Bellicum Pharmaceuticals (BLCM) has announced the discontinuation of its Phase 1/2 clinical trials for GoCAR-T cell products BPX-601 and BPX-603, assessing treatment for heavily pre-treated cancer patients. This decision follows a review of the risk/benefit profile, particularly after a serious adverse event occurred in the BPX-601 trial, where a patient experienced Grade 4 cytokine release syndrome. Although some efficacy was seen, with a notable response in prostate cancer patients, the company lacks resources to refine the treatment protocol. Bellicum is currently engaging with trial sites and regulatory bodies regarding this change while exploring strategic options.

Positive

• Efficacy observed in the trial, with 5 of 9 patients achieving PSA50 and 4 achieving PSA90 responses.

Negative

• Discontinuation of Phase 1/2 trials for BPX-601 and BPX-603 due to unfavorable risk/benefit profile.
• Serious immune-mediated adverse event experienced by a patient in the BPX-601 trial.
• Insufficient resources to optimize clinical dose and schedule for BPX-601.

HOUSTON, March 14, 2023 (GLOBE NEWSWIRE) -- Bellicum Pharmaceuticals, Inc. (Nasdaq: BLCM), today announced its decision to discontinue its ongoing Phase 1/2 clinical trials evaluating the safety and preliminary efficacy of its GoCAR-T cell product candidates in combination with rimiducid in heavily pre-treated cancer patients. The trials for BPX-601 and BPX-603 are being discontinued following the Company’s assessment of the risk/benefit profile of BPX-601 in combination with rimiducid.

The most recent patient treated in the Phase 1/2 trial of BPX-601 in metastatic castration-resistant prostate cancer (mCRPC) experienced serious immune-mediated adverse events including Grade 4 cytokine release syndrome (CRS), the second dose-limiting toxicity observed in this cohort of dose escalation. The company paused enrollment in its clinical studies and conducted a thorough review of the risk/benefit observed to date. While clinically meaningful efficacy has been observed—including 5 of 9 mCRPC patients treated achieving PSA50 response, 4 of whom achieved PSA90 response—the Company believes it does not have the necessary resources to optimize either the clinical dose and schedule of BPX-601 cells and the activating agent rimiducid, or the design of the BPX-601 cell construct to achieve a favorable risk/benefit profile.
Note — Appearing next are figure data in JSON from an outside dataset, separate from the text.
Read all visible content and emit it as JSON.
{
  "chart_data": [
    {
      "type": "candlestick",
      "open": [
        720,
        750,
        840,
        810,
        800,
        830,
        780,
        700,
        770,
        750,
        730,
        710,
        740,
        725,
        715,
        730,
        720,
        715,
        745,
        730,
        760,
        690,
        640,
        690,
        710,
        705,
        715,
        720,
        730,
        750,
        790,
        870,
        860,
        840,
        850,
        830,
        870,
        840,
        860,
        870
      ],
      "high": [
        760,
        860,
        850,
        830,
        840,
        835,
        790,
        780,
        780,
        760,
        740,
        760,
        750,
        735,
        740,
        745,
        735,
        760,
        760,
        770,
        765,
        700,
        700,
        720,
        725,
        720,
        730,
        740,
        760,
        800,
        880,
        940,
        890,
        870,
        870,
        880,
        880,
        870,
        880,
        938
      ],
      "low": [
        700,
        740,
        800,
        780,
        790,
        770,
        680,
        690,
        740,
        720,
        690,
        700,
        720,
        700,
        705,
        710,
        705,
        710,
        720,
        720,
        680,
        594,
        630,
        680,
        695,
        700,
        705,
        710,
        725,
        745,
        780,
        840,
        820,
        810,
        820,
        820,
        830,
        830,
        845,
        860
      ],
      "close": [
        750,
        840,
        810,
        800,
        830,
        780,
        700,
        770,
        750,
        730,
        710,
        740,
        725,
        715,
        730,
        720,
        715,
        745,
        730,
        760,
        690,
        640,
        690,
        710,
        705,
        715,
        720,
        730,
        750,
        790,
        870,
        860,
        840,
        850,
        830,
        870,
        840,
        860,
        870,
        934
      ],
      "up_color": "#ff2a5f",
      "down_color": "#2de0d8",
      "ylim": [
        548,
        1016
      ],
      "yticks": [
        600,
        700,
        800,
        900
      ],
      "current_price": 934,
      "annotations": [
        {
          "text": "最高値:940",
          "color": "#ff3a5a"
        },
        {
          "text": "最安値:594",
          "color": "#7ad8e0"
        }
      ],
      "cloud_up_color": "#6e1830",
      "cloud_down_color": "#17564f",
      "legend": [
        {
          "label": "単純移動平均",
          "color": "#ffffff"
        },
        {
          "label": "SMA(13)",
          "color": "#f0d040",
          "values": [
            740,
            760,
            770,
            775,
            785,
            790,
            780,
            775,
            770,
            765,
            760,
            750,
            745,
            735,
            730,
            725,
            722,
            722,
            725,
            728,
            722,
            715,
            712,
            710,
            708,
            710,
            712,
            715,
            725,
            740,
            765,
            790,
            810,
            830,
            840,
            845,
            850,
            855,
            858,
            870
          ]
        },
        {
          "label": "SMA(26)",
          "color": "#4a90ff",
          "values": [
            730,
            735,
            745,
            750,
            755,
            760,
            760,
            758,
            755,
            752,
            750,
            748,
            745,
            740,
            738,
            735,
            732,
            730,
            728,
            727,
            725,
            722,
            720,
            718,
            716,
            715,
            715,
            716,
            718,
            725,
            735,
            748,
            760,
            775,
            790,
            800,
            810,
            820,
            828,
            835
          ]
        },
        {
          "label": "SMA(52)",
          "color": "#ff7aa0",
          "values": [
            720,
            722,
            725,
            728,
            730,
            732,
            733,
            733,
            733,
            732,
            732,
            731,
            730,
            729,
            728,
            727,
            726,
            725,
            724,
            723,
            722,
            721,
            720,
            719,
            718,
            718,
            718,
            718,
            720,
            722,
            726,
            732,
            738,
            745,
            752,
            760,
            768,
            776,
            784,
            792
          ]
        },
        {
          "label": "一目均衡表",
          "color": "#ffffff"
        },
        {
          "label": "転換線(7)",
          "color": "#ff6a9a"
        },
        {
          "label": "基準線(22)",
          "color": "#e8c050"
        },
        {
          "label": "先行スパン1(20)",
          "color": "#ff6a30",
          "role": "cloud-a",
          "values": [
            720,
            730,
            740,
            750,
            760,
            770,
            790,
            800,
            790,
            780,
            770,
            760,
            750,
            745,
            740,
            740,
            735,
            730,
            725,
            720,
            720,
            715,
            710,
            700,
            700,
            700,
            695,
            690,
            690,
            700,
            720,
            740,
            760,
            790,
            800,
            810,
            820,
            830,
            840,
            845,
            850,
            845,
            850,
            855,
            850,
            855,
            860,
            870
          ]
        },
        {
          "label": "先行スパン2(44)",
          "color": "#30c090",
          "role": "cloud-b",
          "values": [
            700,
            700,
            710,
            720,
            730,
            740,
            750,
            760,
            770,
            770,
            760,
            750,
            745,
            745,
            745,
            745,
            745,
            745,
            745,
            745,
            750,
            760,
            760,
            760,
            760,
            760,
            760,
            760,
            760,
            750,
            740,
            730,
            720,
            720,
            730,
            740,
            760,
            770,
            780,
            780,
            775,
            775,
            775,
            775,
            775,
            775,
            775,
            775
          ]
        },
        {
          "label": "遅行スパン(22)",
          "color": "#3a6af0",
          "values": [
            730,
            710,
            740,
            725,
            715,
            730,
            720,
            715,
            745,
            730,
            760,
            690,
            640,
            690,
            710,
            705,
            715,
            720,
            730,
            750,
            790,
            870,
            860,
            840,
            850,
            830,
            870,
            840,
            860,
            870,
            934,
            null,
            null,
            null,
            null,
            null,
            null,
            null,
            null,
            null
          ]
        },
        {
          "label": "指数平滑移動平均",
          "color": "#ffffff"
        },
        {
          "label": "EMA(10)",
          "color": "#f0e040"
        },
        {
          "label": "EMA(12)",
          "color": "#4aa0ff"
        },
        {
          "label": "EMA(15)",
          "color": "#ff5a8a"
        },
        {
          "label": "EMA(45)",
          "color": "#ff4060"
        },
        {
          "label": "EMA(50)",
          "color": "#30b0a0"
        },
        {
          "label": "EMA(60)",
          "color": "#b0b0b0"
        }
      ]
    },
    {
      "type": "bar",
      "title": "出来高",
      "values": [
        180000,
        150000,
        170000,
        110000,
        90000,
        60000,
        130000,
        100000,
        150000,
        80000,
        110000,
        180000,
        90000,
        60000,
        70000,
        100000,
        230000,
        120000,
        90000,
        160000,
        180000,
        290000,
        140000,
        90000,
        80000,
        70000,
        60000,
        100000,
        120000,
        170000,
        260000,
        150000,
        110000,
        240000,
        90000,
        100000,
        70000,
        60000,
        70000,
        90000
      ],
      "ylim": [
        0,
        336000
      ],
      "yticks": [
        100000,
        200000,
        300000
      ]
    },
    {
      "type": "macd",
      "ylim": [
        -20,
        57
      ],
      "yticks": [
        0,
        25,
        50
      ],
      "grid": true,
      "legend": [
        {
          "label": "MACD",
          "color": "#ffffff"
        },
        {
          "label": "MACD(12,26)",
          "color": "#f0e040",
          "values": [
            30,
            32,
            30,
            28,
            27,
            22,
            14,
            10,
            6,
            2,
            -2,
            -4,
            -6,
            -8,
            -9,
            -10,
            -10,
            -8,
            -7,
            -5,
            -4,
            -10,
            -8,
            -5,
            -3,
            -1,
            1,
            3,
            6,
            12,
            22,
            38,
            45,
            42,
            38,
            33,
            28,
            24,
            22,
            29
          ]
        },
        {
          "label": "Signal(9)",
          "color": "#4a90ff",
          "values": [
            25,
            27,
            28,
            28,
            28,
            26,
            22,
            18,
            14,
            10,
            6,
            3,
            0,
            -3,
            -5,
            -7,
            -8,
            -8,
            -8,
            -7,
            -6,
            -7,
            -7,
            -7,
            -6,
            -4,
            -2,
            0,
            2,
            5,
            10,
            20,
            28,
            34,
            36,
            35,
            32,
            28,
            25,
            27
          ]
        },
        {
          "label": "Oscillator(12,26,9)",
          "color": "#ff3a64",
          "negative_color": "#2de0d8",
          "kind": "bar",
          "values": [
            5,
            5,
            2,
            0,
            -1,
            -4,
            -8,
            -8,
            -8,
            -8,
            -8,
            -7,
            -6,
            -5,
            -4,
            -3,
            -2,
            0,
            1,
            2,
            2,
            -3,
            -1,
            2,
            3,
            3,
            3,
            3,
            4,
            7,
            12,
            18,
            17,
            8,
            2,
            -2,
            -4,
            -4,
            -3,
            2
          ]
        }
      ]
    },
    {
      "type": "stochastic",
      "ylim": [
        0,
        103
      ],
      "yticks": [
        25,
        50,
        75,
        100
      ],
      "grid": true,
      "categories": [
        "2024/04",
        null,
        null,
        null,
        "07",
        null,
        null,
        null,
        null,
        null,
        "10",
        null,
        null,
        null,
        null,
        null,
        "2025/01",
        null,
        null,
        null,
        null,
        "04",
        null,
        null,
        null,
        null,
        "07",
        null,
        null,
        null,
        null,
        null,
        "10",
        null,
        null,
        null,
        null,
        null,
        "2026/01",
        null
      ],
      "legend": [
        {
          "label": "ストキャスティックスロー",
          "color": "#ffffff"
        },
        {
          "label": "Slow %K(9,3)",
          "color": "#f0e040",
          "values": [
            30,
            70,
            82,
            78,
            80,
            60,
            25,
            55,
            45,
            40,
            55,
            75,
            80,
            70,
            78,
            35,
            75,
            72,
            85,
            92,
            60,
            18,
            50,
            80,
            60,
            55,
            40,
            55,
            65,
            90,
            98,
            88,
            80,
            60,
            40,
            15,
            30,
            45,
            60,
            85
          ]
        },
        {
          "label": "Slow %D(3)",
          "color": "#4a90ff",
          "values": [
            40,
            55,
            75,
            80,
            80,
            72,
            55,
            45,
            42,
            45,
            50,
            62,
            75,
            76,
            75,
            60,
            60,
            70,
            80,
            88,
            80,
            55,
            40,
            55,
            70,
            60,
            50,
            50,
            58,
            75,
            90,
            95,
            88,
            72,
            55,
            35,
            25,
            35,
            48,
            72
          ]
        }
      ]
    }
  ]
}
The Company is communicating with clinical trial sites and regulatory agencies regarding its decision to discontinue its trials, and an evaluation of the Company’s strategic alternatives is underway.

More information about Bellicum can be found at www.bellicum.com.

Source: Bellicum Pharmaceuticals

Investors:
Robert H. Uhl
Managing Director
ICR Westwicke
858-356-5932
Robert.uhl@westwicke.com

FAQ

Why did Bellicum Pharmaceuticals discontinue its clinical trials for BPX-601 and BPX-603?

Bellicum discontinued the trials due to an unfavorable risk/benefit profile following serious adverse events and the lack of resources to optimize the treatment.

What were the results of the BPX-601 trial before its discontinuation?

In the BPX-601 trial, 5 out of 9 patients achieved a PSA50 response, and 4 achieved a PSA90 response, indicating some level of efficacy.

What serious event occurred during the BPX-601 trial?

A patient in the BPX-601 trial experienced Grade 4 cytokine release syndrome, which prompted the company to reassess the trial's risk/benefit profile.

What steps is Bellicum Pharmaceuticals taking after discontinuing the trials?

Bellicum is communicating with clinical trial sites and regulatory agencies about the discontinuation while exploring strategic alternatives for the company.